[ogólnie] Najgorszy Polski Serial

kaczka

Dziedzictwo Leader
Dołączył
29.11.2008
Posty
90
Kiedyś se tam jakieś oglądałem seriale z babcią ;) jak mi sie nudzilo.teraz to wiem ze to sa zamydlacze umysłu, bo w ogole to jest nierealne ze koles ma np.dziewczyne kocha sie z inna ona to widzi i sie kluca a na drugi dzien juz ze raczke chodza to jest porobane lekko.
 

Isidro

Szalony Bartek
Weteran
Redakcja
Dołączył
9.3.2009
Posty
6373
Ja za serialami nie przepadam,ale najgorsze według mnie to:
1. M jak miłość
2.Samo życie
3.Klan

A później to :"Pierwsza Miłość","Plebania" i "Barwy szczęścia"

Ale i tak żaden polski serial w kategorii "Najgorszy" nie pokona "Mody na sukces" ;) (Amerykańskiej produkcji o ile się nie mylę)
 

daria

Szejn
Weteran
Dołączył
3.3.2007
Posty
1525
Klan, Plebania, Złotopolscy i wszystkie te shity, co już długo są na antenie. Po co tak przedłużać to ja nie wiem, przecież to się nudne robi... W tych serialach bohaterowie już wszystko przeżyli... Jakieś zaniki pamięci, śpiączki, straty wzroku.... Rzygać się chce ^^ Takie tasiemce z tych filmów (o ile to można filmem nazwać).

"M jak Miłość" - kolejny shit. W żadnym serialu nie ma dobrych aktorów, ale tam to już przesada (Mroczkowie, Cichopkowie i inne "gwiazdeczki").

"Samo życie" - kiedyś oglądałam, a teraz nudne jak flaki z olejem. Szukają Kacpra już przez kilkadziesiąt odcinków i nic poza tym się nie dzieje.

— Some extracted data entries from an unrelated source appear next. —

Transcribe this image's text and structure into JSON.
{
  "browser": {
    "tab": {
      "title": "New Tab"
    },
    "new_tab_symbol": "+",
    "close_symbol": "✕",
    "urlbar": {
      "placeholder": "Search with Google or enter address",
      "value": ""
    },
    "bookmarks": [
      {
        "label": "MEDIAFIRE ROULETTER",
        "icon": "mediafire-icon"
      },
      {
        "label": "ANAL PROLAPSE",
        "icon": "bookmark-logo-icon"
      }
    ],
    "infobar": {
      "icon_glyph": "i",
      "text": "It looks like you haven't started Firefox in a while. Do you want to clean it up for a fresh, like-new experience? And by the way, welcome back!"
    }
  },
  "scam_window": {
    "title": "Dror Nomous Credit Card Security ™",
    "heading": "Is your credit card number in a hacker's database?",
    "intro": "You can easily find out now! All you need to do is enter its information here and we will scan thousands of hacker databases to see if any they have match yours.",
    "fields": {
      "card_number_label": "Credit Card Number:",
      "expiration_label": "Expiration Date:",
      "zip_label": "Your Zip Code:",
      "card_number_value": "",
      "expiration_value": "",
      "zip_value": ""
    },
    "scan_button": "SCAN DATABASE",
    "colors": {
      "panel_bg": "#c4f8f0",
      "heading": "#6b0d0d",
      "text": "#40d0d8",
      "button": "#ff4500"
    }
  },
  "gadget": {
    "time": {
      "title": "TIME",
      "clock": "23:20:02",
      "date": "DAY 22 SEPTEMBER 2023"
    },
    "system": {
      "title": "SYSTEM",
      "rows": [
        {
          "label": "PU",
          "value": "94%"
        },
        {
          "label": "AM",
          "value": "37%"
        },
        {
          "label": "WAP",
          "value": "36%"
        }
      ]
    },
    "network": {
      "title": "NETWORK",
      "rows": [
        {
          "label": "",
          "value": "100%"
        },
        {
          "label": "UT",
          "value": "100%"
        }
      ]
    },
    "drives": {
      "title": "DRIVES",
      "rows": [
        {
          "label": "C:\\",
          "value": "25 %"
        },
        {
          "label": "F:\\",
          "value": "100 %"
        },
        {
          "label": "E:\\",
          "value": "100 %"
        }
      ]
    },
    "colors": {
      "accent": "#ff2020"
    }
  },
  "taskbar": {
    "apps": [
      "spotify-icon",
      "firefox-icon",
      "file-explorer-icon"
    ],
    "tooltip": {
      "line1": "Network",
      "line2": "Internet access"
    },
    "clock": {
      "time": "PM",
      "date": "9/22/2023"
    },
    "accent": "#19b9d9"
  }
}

"Fala zbrodni" - Kiedyś też oglądałam, bo fajne odcinki były... a teraz? Leci nie dość, że bardzo późno, to jeszcze stare odcinki bez przerwy. Nic nowego nie potrafią wymyślić.

W ogóle większość tych seriali to gówno zwykłe. Te nowe (39 i pół itp.) są coraz lepsze i mam nadzieje, że te wyżej wymienione w końcu będą miał swój koniec.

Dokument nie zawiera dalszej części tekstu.